Starter code to solve real-world text data problems related to job advertisements. This project includes:
-- Basic Text Pre-processing: Tokenization, removing stopwords, and filtering less frequent words.
-- Feature Representations: Using Count Vector and Word Embeddings (Word2Vec) with both weighted (TF-IDF) and unweighted vectors.
-- Text Classification: Implementing machine learning models, including Logistic Regression, to classify job advertisements into categories.
The project aims to build an automated job ads classification system to help predict the categories of new job advertisements, reducing human error and improving user experience on job hunting websites.
There are 4 folders which stands for 4 catogories of job advertisment: 'Accounting_Finance', 'Engineering', 'Healthcare_Nursing', 'Sales'. They have 776 job advertisements totally.
Format of txt files: In each txt files, there are 'Title','Webindex','Company','Description' informations.
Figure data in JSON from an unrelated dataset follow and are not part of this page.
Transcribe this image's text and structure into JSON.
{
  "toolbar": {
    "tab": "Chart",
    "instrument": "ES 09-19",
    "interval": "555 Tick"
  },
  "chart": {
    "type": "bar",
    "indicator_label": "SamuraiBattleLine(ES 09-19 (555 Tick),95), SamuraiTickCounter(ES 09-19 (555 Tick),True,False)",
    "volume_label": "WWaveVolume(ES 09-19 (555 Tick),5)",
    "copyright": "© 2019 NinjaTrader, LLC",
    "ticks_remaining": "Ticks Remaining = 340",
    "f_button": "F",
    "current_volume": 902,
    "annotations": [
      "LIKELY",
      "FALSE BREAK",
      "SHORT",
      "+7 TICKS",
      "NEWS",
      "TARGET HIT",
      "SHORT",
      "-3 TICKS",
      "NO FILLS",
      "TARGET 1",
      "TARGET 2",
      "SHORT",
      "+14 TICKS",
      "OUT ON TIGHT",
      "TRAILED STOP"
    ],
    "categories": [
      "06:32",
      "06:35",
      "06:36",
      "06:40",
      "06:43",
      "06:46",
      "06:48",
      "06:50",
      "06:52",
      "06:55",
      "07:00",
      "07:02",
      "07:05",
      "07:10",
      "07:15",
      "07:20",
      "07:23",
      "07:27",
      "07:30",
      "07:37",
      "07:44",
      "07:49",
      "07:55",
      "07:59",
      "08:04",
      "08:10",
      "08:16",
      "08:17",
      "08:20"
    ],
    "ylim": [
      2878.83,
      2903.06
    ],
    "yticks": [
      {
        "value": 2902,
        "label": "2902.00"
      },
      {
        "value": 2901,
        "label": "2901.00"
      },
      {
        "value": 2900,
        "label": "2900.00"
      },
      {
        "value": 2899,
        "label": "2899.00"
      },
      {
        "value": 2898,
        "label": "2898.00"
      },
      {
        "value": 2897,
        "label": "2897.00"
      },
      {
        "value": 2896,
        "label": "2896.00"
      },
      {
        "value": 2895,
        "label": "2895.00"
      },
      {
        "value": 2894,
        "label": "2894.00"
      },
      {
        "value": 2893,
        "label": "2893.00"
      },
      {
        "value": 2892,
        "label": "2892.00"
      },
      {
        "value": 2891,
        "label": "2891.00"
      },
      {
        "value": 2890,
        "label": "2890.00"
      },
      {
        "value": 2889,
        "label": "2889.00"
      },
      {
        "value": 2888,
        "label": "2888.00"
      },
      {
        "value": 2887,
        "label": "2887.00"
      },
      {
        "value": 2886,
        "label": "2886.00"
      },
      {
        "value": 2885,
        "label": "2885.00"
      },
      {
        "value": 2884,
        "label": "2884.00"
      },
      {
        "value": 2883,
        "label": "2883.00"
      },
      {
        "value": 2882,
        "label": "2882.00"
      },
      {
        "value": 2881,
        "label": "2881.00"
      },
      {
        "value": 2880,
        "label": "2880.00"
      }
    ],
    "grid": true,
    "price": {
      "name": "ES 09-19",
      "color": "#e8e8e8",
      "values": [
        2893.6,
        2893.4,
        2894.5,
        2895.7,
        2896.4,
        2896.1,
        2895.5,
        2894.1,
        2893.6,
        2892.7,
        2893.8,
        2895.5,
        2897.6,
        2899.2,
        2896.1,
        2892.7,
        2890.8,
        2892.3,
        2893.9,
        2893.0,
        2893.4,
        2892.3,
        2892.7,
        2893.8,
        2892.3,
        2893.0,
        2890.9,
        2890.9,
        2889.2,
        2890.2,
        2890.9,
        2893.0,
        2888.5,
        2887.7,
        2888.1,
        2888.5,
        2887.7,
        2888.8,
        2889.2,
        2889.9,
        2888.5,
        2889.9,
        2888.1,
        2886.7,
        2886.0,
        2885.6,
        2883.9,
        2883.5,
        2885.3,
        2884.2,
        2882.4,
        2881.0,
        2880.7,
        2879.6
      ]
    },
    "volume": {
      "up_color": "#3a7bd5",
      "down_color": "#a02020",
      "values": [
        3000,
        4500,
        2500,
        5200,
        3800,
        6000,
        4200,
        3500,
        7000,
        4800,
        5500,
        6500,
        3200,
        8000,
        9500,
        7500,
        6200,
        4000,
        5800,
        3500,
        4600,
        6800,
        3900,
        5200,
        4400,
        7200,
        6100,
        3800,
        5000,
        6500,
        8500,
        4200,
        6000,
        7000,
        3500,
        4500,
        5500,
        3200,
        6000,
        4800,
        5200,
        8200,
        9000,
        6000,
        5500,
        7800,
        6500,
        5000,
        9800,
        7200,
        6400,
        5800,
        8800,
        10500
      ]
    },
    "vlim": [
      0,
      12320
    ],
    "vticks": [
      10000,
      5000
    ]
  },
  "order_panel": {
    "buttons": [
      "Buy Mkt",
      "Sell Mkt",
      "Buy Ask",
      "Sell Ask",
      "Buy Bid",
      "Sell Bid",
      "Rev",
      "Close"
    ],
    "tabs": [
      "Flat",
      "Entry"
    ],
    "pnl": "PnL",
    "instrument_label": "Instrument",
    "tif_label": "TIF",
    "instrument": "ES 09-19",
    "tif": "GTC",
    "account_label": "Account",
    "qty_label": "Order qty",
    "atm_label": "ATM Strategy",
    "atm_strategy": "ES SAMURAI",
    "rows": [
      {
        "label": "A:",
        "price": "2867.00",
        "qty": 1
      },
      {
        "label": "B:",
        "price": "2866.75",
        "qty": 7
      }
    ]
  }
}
Some txt files may not have 'Company' information.
In this notebook, I focus on pre-processing the description information only. The steps include:
-- Tokenization
-- Removing words with length less than 2
-- Removing stop words and most/less frequent words
-- Constructing the vocabulary
Finally, all job advertisement text and information are saved in txt files.
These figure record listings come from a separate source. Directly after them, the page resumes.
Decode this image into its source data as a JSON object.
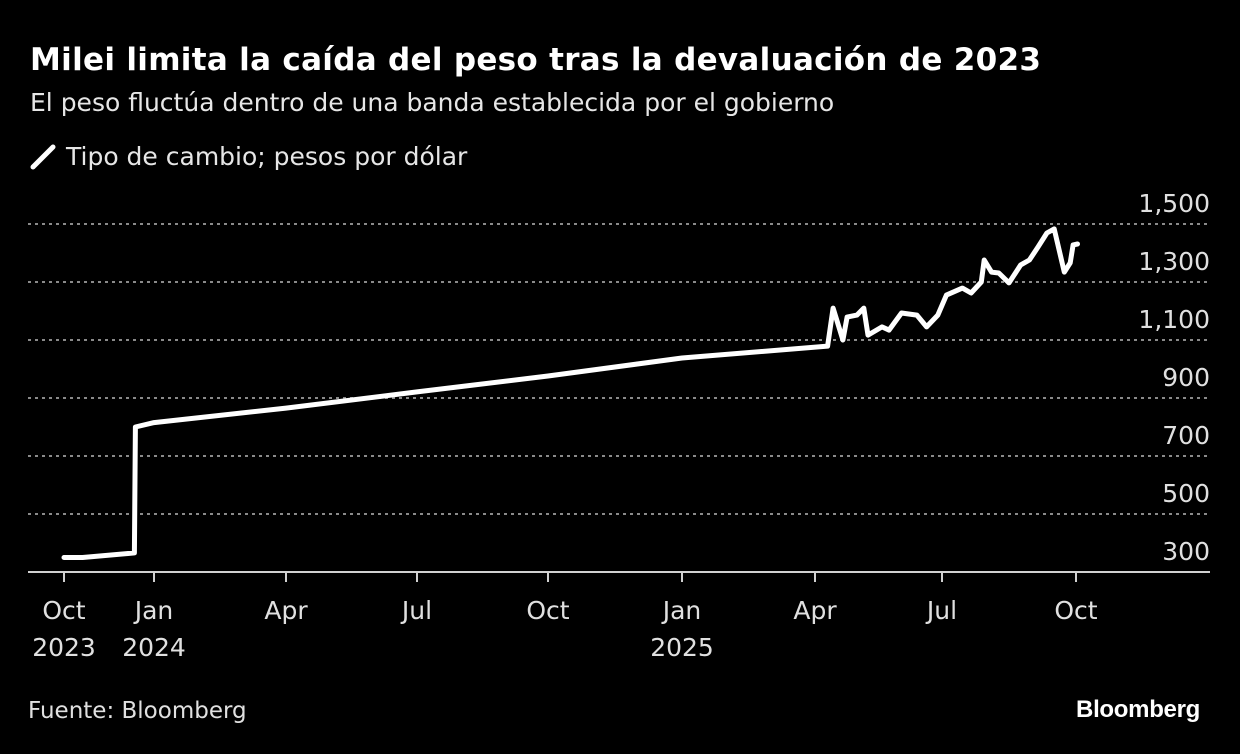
{
  "title": "Milei limita la caída del peso tras la devaluación de 2023",
  "subtitle": "El peso fluctúa dentro de una banda establecida por el gobierno",
  "source": "Fuente: Bloomberg",
  "logo": "Bloomberg",
  "colors": {
    "background": "#000000",
    "line": "#ffffff",
    "grid": "#8a8a8a",
    "text": "#e0e0e0"
  },
  "chart_data": {
    "type": "line",
    "title": "Milei limita la caída del peso tras la devaluación de 2023",
    "subtitle": "El peso fluctúa dentro de una banda establecida por el gobierno",
    "ylabel": "",
    "xlabel": "",
    "ylim": [
      300,
      1500
    ],
    "yticks": [
      300,
      500,
      700,
      900,
      1100,
      1300,
      1500
    ],
    "ytick_labels": [
      "300",
      "500",
      "700",
      "900",
      "1,100",
      "1,300",
      "1,500"
    ],
    "y_axis_side": "right",
    "grid": "horizontal dotted",
    "xticks": [
      {
        "date": "2023-10-01",
        "label": [
          "Oct",
          "2023"
        ]
      },
      {
        "date": "2024-01-01",
        "label": [
          "Jan",
          "2024"
        ]
      },
      {
        "date": "2024-04-01",
        "label": [
          "Apr"
        ]
      },
      {
        "date": "2024-07-01",
        "label": [
          "Jul"
        ]
      },
      {
        "date": "2024-10-01",
        "label": [
          "Oct"
        ]
      },
      {
        "date": "2025-01-01",
        "label": [
          "Jan",
          "2025"
        ]
      },
      {
        "date": "2025-04-01",
        "label": [
          "Apr"
        ]
      },
      {
        "date": "2025-07-01",
        "label": [
          "Jul"
        ]
      },
      {
        "date": "2025-10-01",
        "label": [
          "Oct"
        ]
      }
    ],
    "legend": {
      "placement": "top-left",
      "entries": [
        "Tipo de cambio; pesos por dólar"
      ]
    },
    "series": [
      {
        "name": "Tipo de cambio; pesos por dólar",
        "color": "#ffffff",
        "points": [
          [
            "2023-10-01",
            350
          ],
          [
            "2023-10-20",
            350
          ],
          [
            "2023-12-12",
            366
          ],
          [
            "2023-12-13",
            800
          ],
          [
            "2024-01-01",
            815
          ],
          [
            "2024-04-01",
            865
          ],
          [
            "2024-07-01",
            921
          ],
          [
            "2024-10-01",
            976
          ],
          [
            "2025-01-01",
            1038
          ],
          [
            "2025-04-10",
            1079
          ],
          [
            "2025-04-14",
            1210
          ],
          [
            "2025-04-21",
            1100
          ],
          [
            "2025-04-24",
            1179
          ],
          [
            "2025-05-01",
            1186
          ],
          [
            "2025-05-06",
            1210
          ],
          [
            "2025-05-09",
            1117
          ],
          [
            "2025-05-19",
            1145
          ],
          [
            "2025-05-24",
            1134
          ],
          [
            "2025-06-02",
            1193
          ],
          [
            "2025-06-13",
            1186
          ],
          [
            "2025-06-20",
            1145
          ],
          [
            "2025-06-28",
            1186
          ],
          [
            "2025-07-04",
            1255
          ],
          [
            "2025-07-15",
            1279
          ],
          [
            "2025-07-21",
            1262
          ],
          [
            "2025-07-28",
            1300
          ],
          [
            "2025-07-30",
            1376
          ],
          [
            "2025-08-04",
            1334
          ],
          [
            "2025-08-09",
            1331
          ],
          [
            "2025-08-16",
            1297
          ],
          [
            "2025-08-24",
            1359
          ],
          [
            "2025-08-30",
            1376
          ],
          [
            "2025-09-05",
            1421
          ],
          [
            "2025-09-11",
            1469
          ],
          [
            "2025-09-16",
            1483
          ],
          [
            "2025-09-23",
            1334
          ],
          [
            "2025-09-27",
            1366
          ],
          [
            "2025-09-29",
            1428
          ],
          [
            "2025-10-02",
            1431
          ]
        ]
      }
    ]
  }
}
In this notebook, I generated three different types of feature representations:
-- Count vector representation
-- TF-IDF weighted vector representation
-- Unweighted vector representation
These were generated for the corresponding descriptions using the Bag-of-Words model and the Word2Vec pretrained model, respectively. The count vectors are saved in a text file in the format: word_integer_index:word_freq, separated by commas.
After obtaining the required feature representations, I build machine learning models to classify the category of job advertisements.
I use a Logistic Regression model from sklearn to compare the performance of the model on the three different types of feature vector representations.